Le réseau social préféré des français serait face à une obligation de payer une amende. Celle-ci pourrait lui coûter plus d’un milliard de dollars. Elle pourrait être appliquée s’il est prouvé que la plateforme ait délibérément omis d’avertir ses utilisateurs européens quant aux risques de piratages.

Un manque de rigueur face aux protocoles

La loi européenne concernant le Règlement général sur la protection des données stipule qu’un réseau social doit prévenir ses utilisateurs dans les 72 heures en cas de soupçons de piratage. Facebook pourrait, encore une fois, être sanctionné pour son manquement. En effet, le groupe pourrait bientôt être le premier réseau à subir les termes des nouvelles dispositions de la loi européenne sur la protection de la vie privée. Ce Règlement général sur la protection des données, qui a déjà fait couler beaucoup d’encre, a été adopté au mois de mai.

La Commission irlandaise de protection des données a ainsi déclaré que près de 3 millions de comptes Facebook établis en Europe auraient été affectés par le fameux piratage. Cet événement, qui n’est pas le premier en son genre, aurait impliqué le vol de données personnelles. Au cours de la semaine passée, Facebook avait fait savoir que les hackeurs avaient subtilisé un certain lot d’informations titulaires. Ce sont ainsi plus de 29 millions d’utilisateurs qui seraient directement concernés.

En septembre, le réseau avait affirmé que le nombre de comptes atteints avoisinait les 50 millions. De ce chiffre initialement dévoilé, les pirates auront donc volé les données de 30 millions d’utilisateurs, après avoir détourné les clés d’accès. Parmi les informations volées, les noms, les dates de naissance, lieux de travail, ville d’origine, et autres coordonnées sensibles auraient attiré les pirates. Les adresses courriels ainsi que les contacts téléphoniques seraient aussi concernés.

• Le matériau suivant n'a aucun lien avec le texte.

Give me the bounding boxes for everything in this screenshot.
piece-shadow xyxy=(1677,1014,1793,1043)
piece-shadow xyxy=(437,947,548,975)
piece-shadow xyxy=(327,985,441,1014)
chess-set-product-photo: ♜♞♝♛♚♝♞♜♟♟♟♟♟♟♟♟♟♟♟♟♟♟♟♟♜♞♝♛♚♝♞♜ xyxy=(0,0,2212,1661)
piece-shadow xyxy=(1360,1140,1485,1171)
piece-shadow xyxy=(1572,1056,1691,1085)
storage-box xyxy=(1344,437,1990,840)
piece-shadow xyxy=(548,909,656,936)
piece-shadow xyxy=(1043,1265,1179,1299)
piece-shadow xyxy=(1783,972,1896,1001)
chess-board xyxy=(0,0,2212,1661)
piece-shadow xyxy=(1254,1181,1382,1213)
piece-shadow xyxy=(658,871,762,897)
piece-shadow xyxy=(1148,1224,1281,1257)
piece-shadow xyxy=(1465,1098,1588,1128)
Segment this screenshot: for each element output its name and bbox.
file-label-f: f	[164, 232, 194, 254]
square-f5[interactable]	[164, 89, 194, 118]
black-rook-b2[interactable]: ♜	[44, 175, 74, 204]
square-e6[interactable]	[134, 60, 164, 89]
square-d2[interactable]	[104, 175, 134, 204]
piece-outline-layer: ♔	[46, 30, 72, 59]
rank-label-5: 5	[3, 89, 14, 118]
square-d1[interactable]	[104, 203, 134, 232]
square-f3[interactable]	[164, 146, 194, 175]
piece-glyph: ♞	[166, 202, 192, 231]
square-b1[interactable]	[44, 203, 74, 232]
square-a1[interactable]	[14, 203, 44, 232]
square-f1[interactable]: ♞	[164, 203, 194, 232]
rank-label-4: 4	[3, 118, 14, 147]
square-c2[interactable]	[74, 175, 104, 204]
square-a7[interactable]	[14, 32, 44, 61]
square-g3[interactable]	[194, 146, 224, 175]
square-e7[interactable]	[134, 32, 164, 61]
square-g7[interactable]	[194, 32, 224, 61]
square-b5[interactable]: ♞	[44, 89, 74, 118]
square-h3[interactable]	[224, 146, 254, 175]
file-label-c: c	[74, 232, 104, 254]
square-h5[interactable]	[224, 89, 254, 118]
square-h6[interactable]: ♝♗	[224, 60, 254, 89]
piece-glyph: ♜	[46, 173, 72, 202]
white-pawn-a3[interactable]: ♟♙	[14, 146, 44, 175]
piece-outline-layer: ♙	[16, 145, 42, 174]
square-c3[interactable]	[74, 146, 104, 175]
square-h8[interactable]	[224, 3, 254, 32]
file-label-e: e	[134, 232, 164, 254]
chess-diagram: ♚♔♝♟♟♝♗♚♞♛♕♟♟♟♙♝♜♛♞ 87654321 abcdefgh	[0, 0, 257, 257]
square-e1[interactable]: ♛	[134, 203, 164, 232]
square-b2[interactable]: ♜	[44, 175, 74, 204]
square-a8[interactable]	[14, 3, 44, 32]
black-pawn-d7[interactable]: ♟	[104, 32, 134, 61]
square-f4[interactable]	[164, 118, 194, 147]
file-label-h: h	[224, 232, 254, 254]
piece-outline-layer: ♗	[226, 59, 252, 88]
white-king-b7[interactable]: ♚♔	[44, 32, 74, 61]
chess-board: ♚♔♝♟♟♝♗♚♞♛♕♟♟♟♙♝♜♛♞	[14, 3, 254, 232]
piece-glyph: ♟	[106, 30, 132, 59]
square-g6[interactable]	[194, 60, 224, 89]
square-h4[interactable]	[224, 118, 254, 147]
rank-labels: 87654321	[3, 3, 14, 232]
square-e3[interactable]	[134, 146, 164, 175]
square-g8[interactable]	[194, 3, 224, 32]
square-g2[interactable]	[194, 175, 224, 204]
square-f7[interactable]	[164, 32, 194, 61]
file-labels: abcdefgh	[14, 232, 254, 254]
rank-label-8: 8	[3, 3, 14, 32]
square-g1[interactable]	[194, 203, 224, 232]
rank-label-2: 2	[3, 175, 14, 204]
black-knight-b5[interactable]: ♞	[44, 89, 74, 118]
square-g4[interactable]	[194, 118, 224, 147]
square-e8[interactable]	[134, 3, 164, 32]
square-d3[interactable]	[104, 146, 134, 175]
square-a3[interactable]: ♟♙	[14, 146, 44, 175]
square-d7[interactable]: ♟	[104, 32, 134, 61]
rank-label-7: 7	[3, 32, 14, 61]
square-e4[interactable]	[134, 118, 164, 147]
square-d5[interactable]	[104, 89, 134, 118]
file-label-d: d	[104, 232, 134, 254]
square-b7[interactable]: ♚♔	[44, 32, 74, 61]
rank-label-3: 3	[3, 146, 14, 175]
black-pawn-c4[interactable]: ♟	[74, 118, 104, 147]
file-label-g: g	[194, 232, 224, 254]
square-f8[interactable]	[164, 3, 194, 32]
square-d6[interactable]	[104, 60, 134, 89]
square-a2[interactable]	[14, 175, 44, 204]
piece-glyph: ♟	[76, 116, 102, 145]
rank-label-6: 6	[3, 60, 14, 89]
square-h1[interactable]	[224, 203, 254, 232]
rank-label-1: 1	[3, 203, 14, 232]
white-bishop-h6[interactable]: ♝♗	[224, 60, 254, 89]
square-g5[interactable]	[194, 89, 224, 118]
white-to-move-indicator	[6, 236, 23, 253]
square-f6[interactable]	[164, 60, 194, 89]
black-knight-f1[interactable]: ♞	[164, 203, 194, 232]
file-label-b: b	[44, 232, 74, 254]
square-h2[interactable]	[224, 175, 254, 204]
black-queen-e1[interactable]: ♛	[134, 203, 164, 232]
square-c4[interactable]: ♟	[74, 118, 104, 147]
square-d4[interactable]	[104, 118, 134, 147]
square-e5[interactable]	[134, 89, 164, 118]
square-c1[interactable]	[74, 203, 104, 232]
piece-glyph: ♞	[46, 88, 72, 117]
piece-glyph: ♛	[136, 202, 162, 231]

Outre ses informations, les pirates se seraient aussi emparés des données telles que le sexe de l’utilisateur, les informations sur sa situation amoureuse, son niveau d’éducation, sa date de naissance, ou encore son lieu d’habitation. Un lot de données sensibles qui retracent l’ensemble de la vie et de l’identité des internautes, constituant une base d’informations complètes et exploitables par les grands groupes. On sait aujourd’hui que les pirates avaient pu visionner ces comptes comme s’ils en étaient les titulaires. Les fonctions de publications et de modifications de contenus seraient cependant restées inaccessibles.

Mark Zuckerberg était favorable au RGPD

CNBC affirme que ce piratage des utilisateurs européens a constitué le premier test important pour l’application du Règlement général sur la protection des données. Depuis son entrée en vigueur dans l’Union Européenne en mai, il n’a pas encore pu être évalué, ou appliqué à des entités de référence. Ce règlement est adressé aux entreprises présentes numériquement dans l’UE. Facebook avait alors exprimé son approbation, en soulignant que l’approche était « un pas positif pour internet ».

Récemment interrogée, la plateforme assure garder ses positions, et affirme que le FBI l’avait sommé de ne pas mentionner les cerveaux de ce piratage. Si l’action semblait avoir une visée politique, l’hypothèse aujourd’hui retenue privilégie la piste de simples escrocs.